Aux termes de ses dernières conclusions notifiées par voie électronique le 27 février 2020, auxquelles il est expressément renvoyé pour l’exposé détaillé des moyens, l’organisme Caisse d’allocation familiale du Var demande à la cour de :
‘DEBOUTER Monsieur [Y] de l’intégralité de ses demandes, fins et prétentions contenues dans son appel comme étant injustifiées, infondées ou inopérantes.
CONFIRMER purement et simplement le jugement dont appel,
Et y ajoutant,
Vu l’article 559 du CPC,
Vu l’arrêt de la CA d’Aix-en-Provence du 18/ 12/2018,
DIRE ET JUGER que l’appel est manifestement abusif,
CONDAMNER Monsieur [E] [Y] à payer à la Caisse d’Allocations Familiales du VAR la somme de 10.000, 00 € à titre de dommages et intérêts.

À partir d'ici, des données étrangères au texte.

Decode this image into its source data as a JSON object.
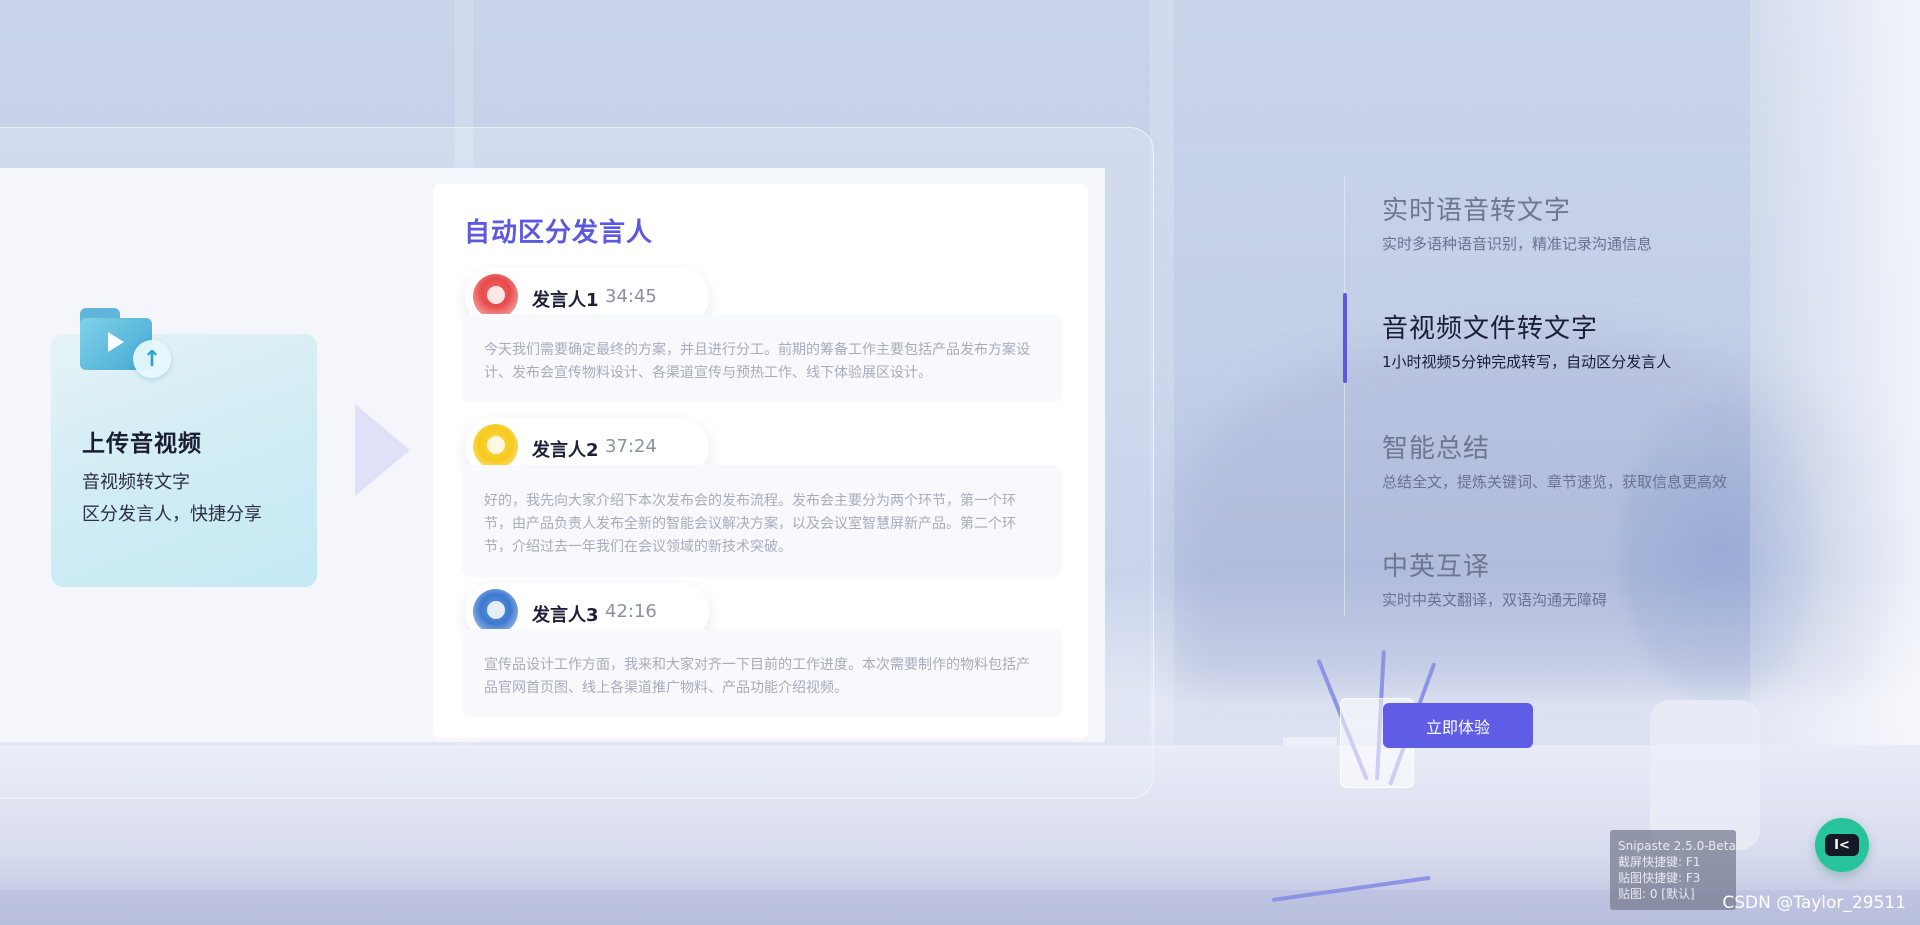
{
  "upload": {
    "title": "上传音视频",
    "line1": "音视频转文字",
    "line2": "区分发言人，快捷分享",
    "folder_icon": "folder-video-icon",
    "upload_icon": "upload-arrow-icon"
  },
  "panel": {
    "title": "自动区分发言人",
    "speakers": [
      {
        "name": "发言人1",
        "time": "34:45",
        "avatar": "parrot-avatar-icon",
        "text": "今天我们需要确定最终的方案，并且进行分工。前期的筹备工作主要包括产品发布方案设计、发布会宣传物料设计、各渠道宣传与预热工作、线下体验展区设计。"
      },
      {
        "name": "发言人2",
        "time": "37:24",
        "avatar": "toucan-avatar-icon",
        "text": "好的，我先向大家介绍下本次发布会的发布流程。发布会主要分为两个环节，第一个环节，由产品负责人发布全新的智能会议解决方案，以及会议室智慧屏新产品。第二个环节，介绍过去一年我们在会议领域的新技术突破。"
      },
      {
        "name": "发言人3",
        "time": "42:16",
        "avatar": "bird-avatar-icon",
        "text": "宣传品设计工作方面，我来和大家对齐一下目前的工作进度。本次需要制作的物料包括产品官网首页图、线上各渠道推广物料、产品功能介绍视频。"
      }
    ]
  },
  "features": [
    {
      "title": "实时语音转文字",
      "desc": "实时多语种语音识别，精准记录沟通信息",
      "active": false
    },
    {
      "title": "音视频文件转文字",
      "desc": "1小时视频5分钟完成转写，自动区分发言人",
      "active": true
    },
    {
      "title": "智能总结",
      "desc": "总结全文，提炼关键词、章节速览，获取信息更高效",
      "active": false
    },
    {
      "title": "中英互译",
      "desc": "实时中英文翻译，双语沟通无障碍",
      "active": false
    }
  ],
  "cta": {
    "label": "立即体验"
  },
  "snipaste": {
    "line1": "Snipaste 2.5.0-Beta",
    "line2": "截屏快捷键: F1",
    "line3": "贴图快捷键: F3",
    "line4": "贴图: 0 [默认]"
  },
  "watermark": "CSDN @Taylor_29511",
  "colors": {
    "accent": "#5d58e0",
    "button": "#5f5ce5",
    "bot": "#27c49b"
  }
}
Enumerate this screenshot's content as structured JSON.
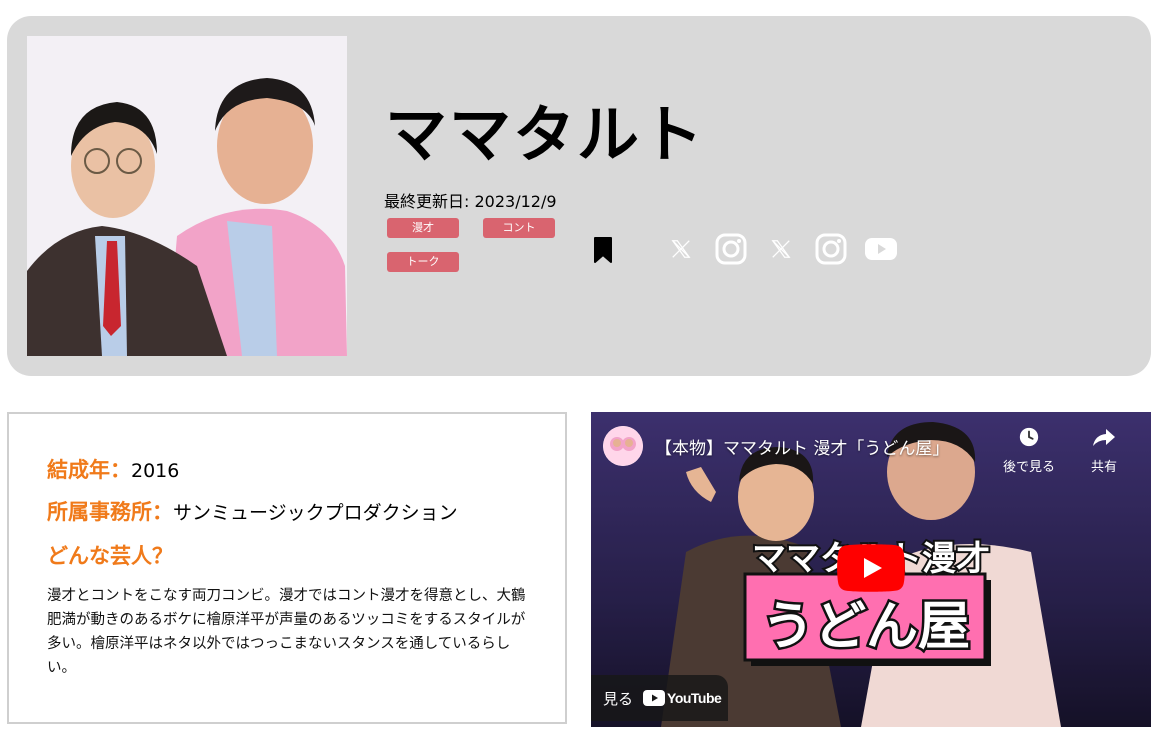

CONDAMNER Monsieur [Y] à payer à la Caisse d’Allocations Familiales du VAR la somme de 5.000, 00 €en application de l’article 700 du Code de Procédure Civile, outre les
entiers dépens.’
MOTIFS DE LA DECISION
Sur le harcèlement moral
L’article L.1152-1 du code du travail prévoit qu’aucun salarié ne doit subir les agissements répétés de harcèlement moral qui ont pour objet ou pour effet une dégradation de ses conditions de travail susceptible de porter atteinte à ses droits et à sa dignité, d’altérer sa santé physique ou mentale ou de compromettre son avenir professionnel. Il résulte des dispositions précitées et de l’article L.1154-1 du code du travail qu’il appartient au juge d’examiner l’ensemble des éléments invoqués par le salarié, et d’apprécier si les faits matériellement établis, pris dans leur ensemble, permettent de présumer ou laissent supposer l’existence d’un harcèlement moral au sens de l’article L. 1152-1 du code du travail et que, dans l’affirmative, il revient au juge d’apprécier si l’employeur prouve que les agissements invoqués ne sont pas constitutifs d’un tel harcèlement et que ses décisions sont justifiées par des éléments objectifs étrangers à tout harcèlement.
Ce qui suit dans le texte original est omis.